Menores que ya son nuestros

Resulta imprescindible cubrir las necesidades educativas y psicosociales de quienes han migrado en la etapa más crítica de sus vidas

Menores que ya son nuestros
EL CORREO

Los menores extranjeros no acompañados ('menas') que se encuentran en España tras migrar de sus respectivos lugares de origen y están bajo la supervisión de nuestras administraciones alcanzan los 10.100, según los datos que maneja el Gobierno. 10.100 niños y adolescentes que presentan necesidades muy diversas y que han llegado con una carga de vivencias también dispar, como distintos son los vínculos que mantienen con sus familias. El fuerte aumento de su afluencia en los últimos meses ha desbordado los servicios de acogida y atención. La reunión mantenida ayer por la ministra Carmen Montón con responsables autonómicos permitió acordar una distribución territorial voluntaria como reclaman desde hace meses Euskadi -que atiende a 713- y Andalucía, para lo que el Gobierno aportaría 40 millones como anticipo de crédito, a la espera de que se tramiten los Presupuestos de 2019. Ello, junto a la actualización del protocolo de acogida establecido en 2014, permitiría mejorar la situación mediante un abordaje solidario e integral del problema.
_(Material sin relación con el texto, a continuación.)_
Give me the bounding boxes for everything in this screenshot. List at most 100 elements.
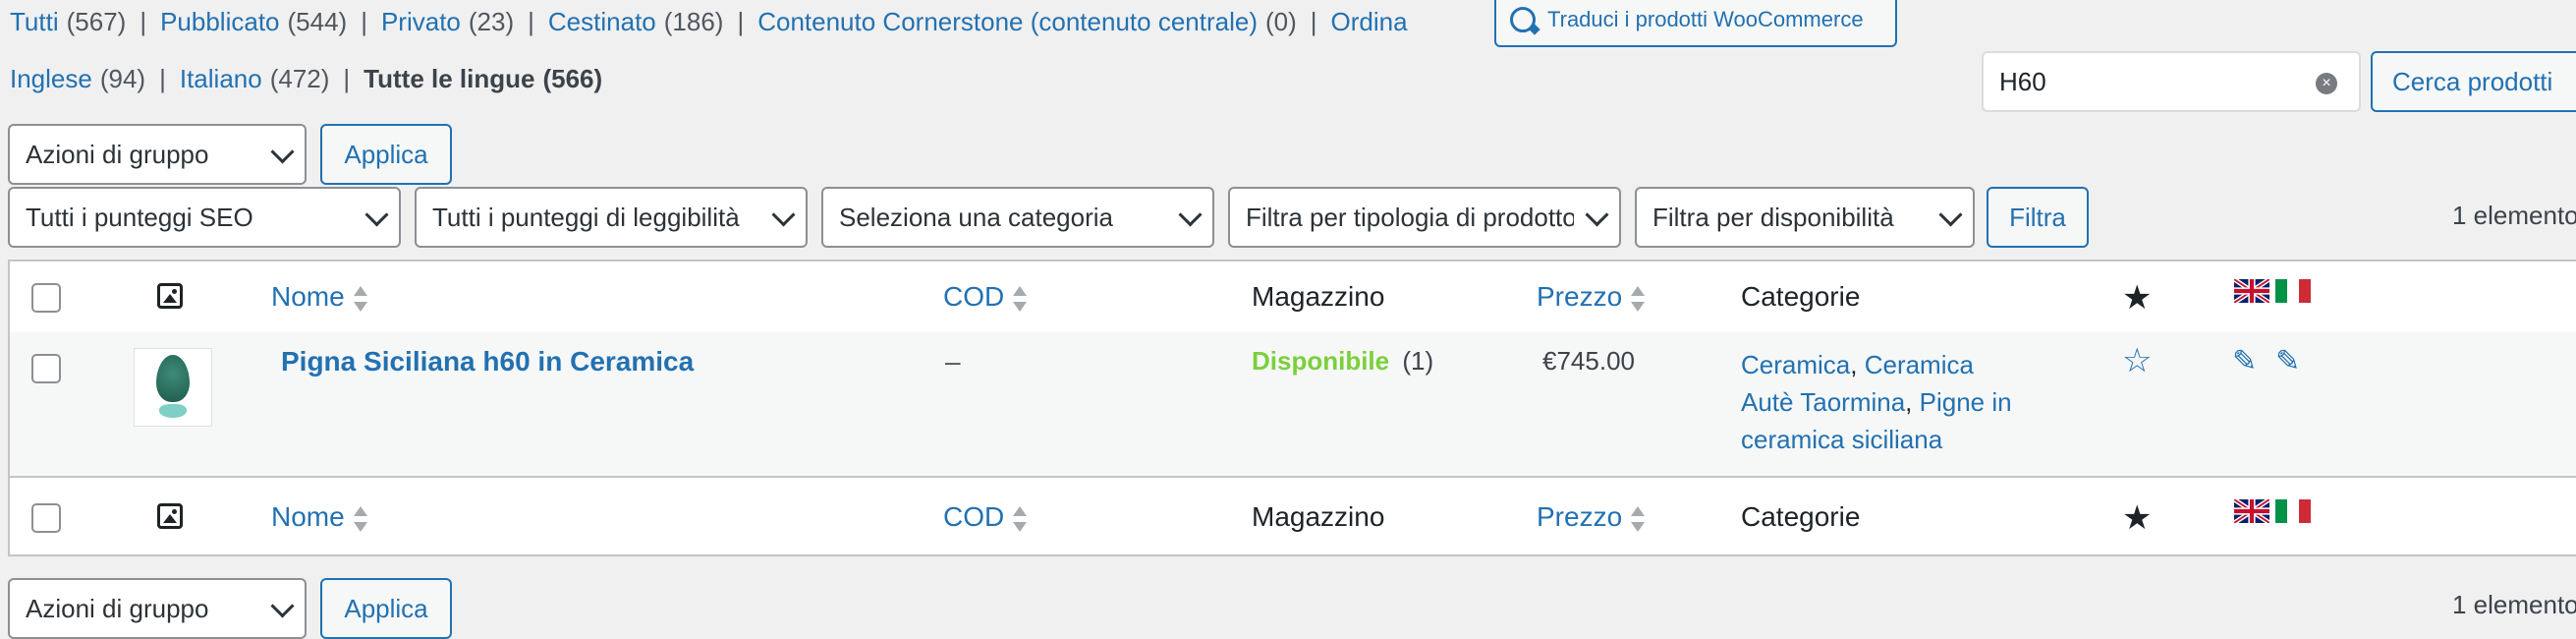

Pero tales decisiones no parecen del todo suficientes ni por el grado de compromiso interterritorial alcanzado, ni por la ausencia de garantías de continuidad en el tiempo ni por la financiación disponible. Basta señalar que la Comunidad Valenciana ha cifrado en 150 euros al día los costes de atención de cada niño o adolescente migrante para advertir de la magnitud del esfuerzo público que requieren los 'menas'. Porque, junto a su acogida en cuanto a necesidades básicas y de protección, resulta imprescindible cubrir también desde el punto de vista educativo y de atención psicosocial las personales circunstancias de quienes han migrado en la etapa más crítica de sus vidas. La Junta de Andalucía propuso ayer que el Gobierno trate de concertar con Marruecos la devolución a sus hogares de los menores procedentes de ese país. Una propuesta que quedó sobre la mesa, sin duda, porque plantea dificultades añadidas cuando hay razones para suponer que han sido enviados por sus familia para corregir su propia fortuna. La primera obligación de las instituciones es tutelar los derechos de esos menores, según nuestros propios estándares democráticos. La entrega a sus respectivas familias sólo tendría sentido si contribuyera a preservar esos derechos.